Anyone reading these claims might think that a “regulatory determination” this year means that EPA plans to set maximum contamination levels on PFAS in drinking water this year.
But anyone who thinks that would be wrong. What the EPA intends to decide this year is whether it should set contamination standards.
The National Law Journal said it could several years for the Trump EPA to set maximum contamination levels on PFAS chemicals in drinking water. The Natural Resources Defense Council said the EPA action plan “pushes enforceable standards, if they come at all, five to ten years down the line.”
Deciding whether to set a standard is not the same as setting a standard. The newspaper column should be corrected to tell Alaskans what is really going on.
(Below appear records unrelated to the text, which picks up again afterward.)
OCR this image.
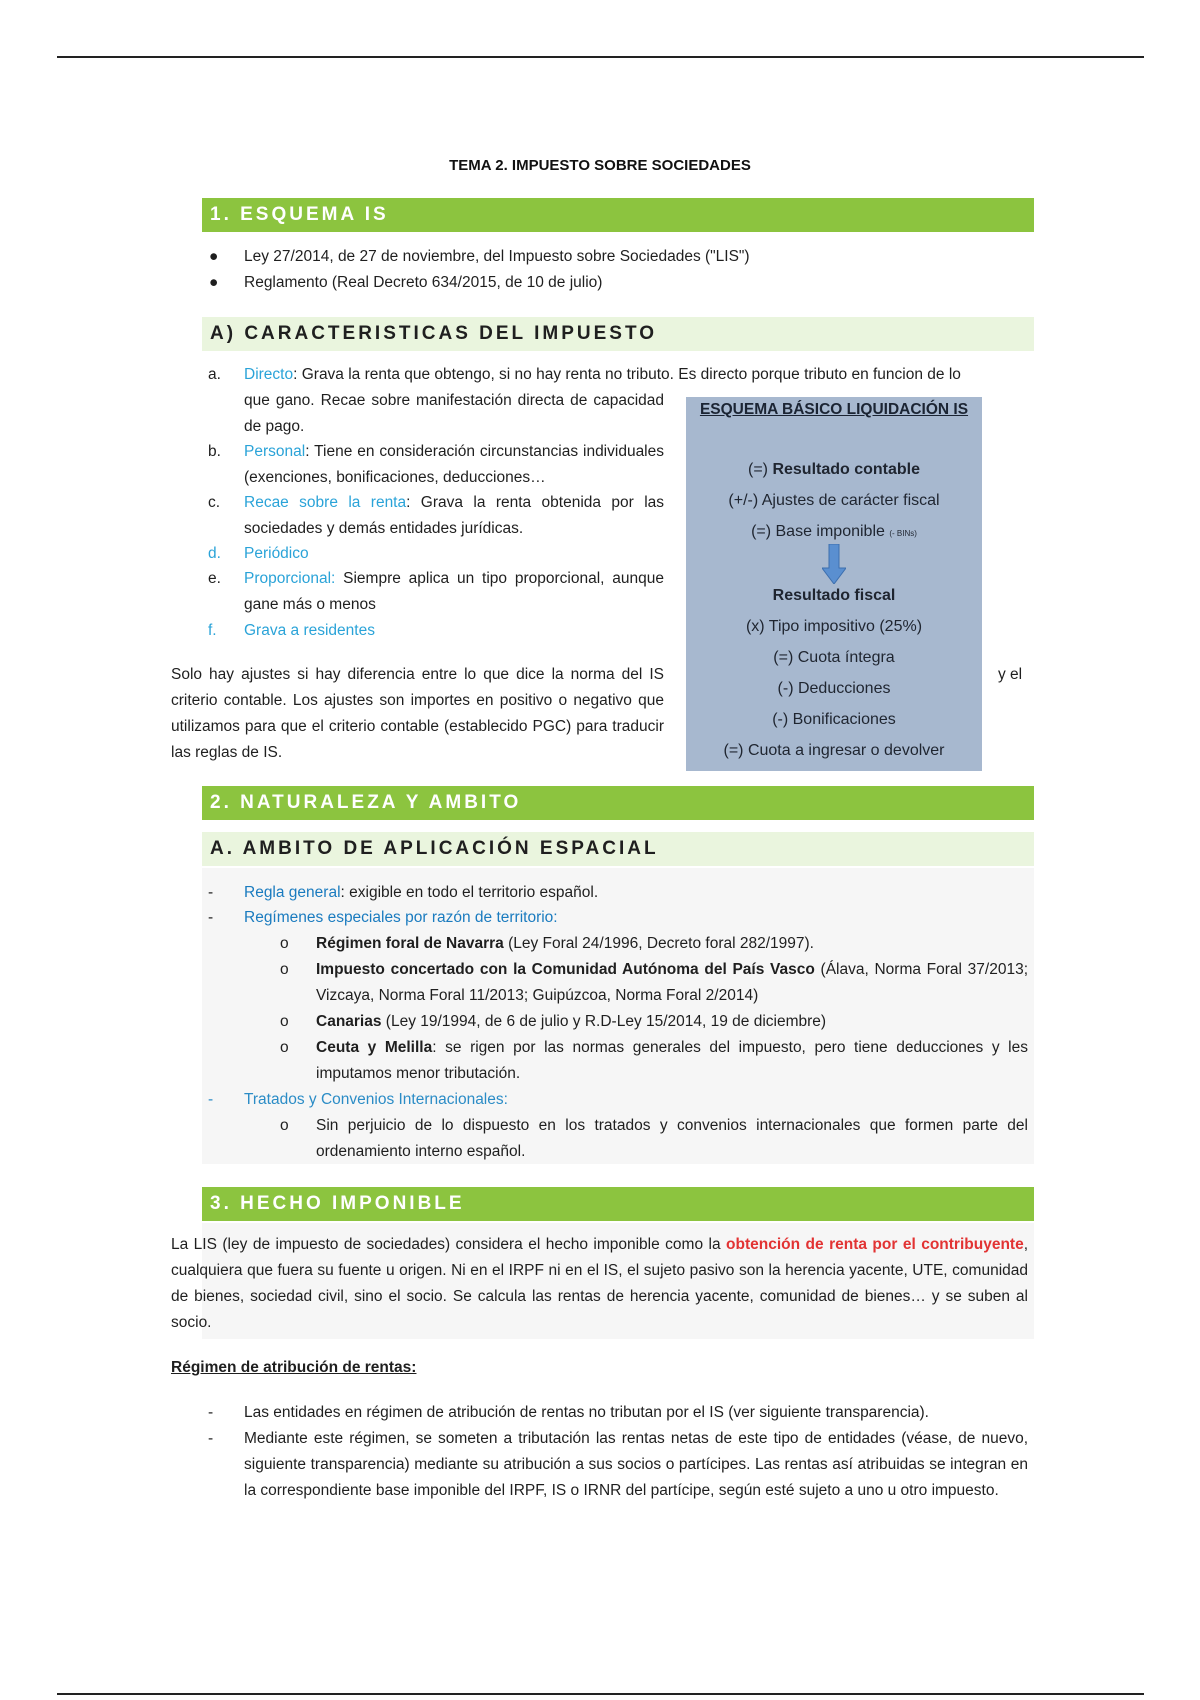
TEMA 2. IMPUESTO SOBRE SOCIEDADES
1. ESQUEMA IS
●	Ley 27/2014, de 27 de noviembre, del Impuesto sobre Sociedades ("LIS")
●	Reglamento (Real Decreto 634/2015, de 10 de julio)
A) CARACTERISTICAS DEL IMPUESTO
a. Directo: Grava la renta que obtengo, si no hay renta no tributo. Es directo porque tributo en funcion de lo
que gano. Recae sobre manifestación directa de capacidad de pago.
b. Personal: Tiene en consideración circunstancias individuales (exenciones, bonificaciones, deducciones…
c. Recae sobre la renta: Grava la renta obtenida por las sociedades y demás entidades jurídicas.
d. Periódico
e. Proporcional: Siempre aplica un tipo proporcional, aunque gane más o menos
f. Grava a residentes
Solo hay ajustes si hay diferencia entre lo que dice la norma del IS criterio contable. Los ajustes son importes en positivo o negativo que utilizamos para que el criterio contable (establecido PGC) para traducir las reglas de IS.
y el
ESQUEMA BÁSICO LIQUIDACIÓN IS
(=) Resultado contable
(+/-) Ajustes de carácter fiscal
(=) Base imponible (- BINs)
Resultado fiscal
(x) Tipo impositivo (25%)
(=) Cuota íntegra
(-) Deducciones
(-) Bonificaciones
(=) Cuota a ingresar o devolver
2. NATURALEZA Y AMBITO
A. AMBITO DE APLICACIÓN ESPACIAL
- Regla general: exigible en todo el territorio español.
- Regímenes especiales por razón de territorio:
o Régimen foral de Navarra (Ley Foral 24/1996, Decreto foral 282/1997).
o Impuesto concertado con la Comunidad Autónoma del País Vasco (Álava, Norma Foral 37/2013; Vizcaya, Norma Foral 11/2013; Guipúzcoa, Norma Foral 2/2014)
o Canarias (Ley 19/1994, de 6 de julio y R.D-Ley 15/2014, 19 de diciembre)
o Ceuta y Melilla: se rigen por las normas generales del impuesto, pero tiene deducciones y les imputamos menor tributación.
- Tratados y Convenios Internacionales:
o Sin perjuicio de lo dispuesto en los tratados y convenios internacionales que formen parte del ordenamiento interno español.
3. HECHO IMPONIBLE
La LIS (ley de impuesto de sociedades) considera el hecho imponible como la obtención de renta por el contribuyente, cualquiera que fuera su fuente u origen. Ni en el IRPF ni en el IS, el sujeto pasivo son la herencia yacente, UTE, comunidad de bienes, sociedad civil, sino el socio. Se calcula las rentas de herencia yacente, comunidad de bienes… y se suben al socio.
Régimen de atribución de rentas:
- Las entidades en régimen de atribución de rentas no tributan por el IS (ver siguiente transparencia).
- Mediante este régimen, se someten a tributación las rentas netas de este tipo de entidades (véase, de nuevo, siguiente transparencia) mediante su atribución a sus socios o partícipes. Las rentas así atribuidas se integran en la correspondiente base imponible del IRPF, IS o IRNR del partícipe, según esté sujeto a uno u otro impuesto.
The Dunleavy administration decision to exaggerate the statements from EPA and reverse an Alaska effort for more stringent regulation has opened the door to years of regulatory delays.
Because the EPA has tried to slow down the process, various states have gone ahead on their own to fill the gap, creating a patchwork of rules that can only be solved with a speedy federal process, which isn’t happening. The patchwork is not an ideal situation, but Alaska is the first state to move for more PFAS regulation and then abandon the effort.
In Pennsylvania, the response to the EPA action plan was not to celebrate, but to move forward with its own regulations because, as a state official put it, “EPA would not commit to a specific time frame and the people of Pennsylvania cannot wait on the federal government.”
Alaska is willing to wait on the federal government, the Dunleavy administration decided.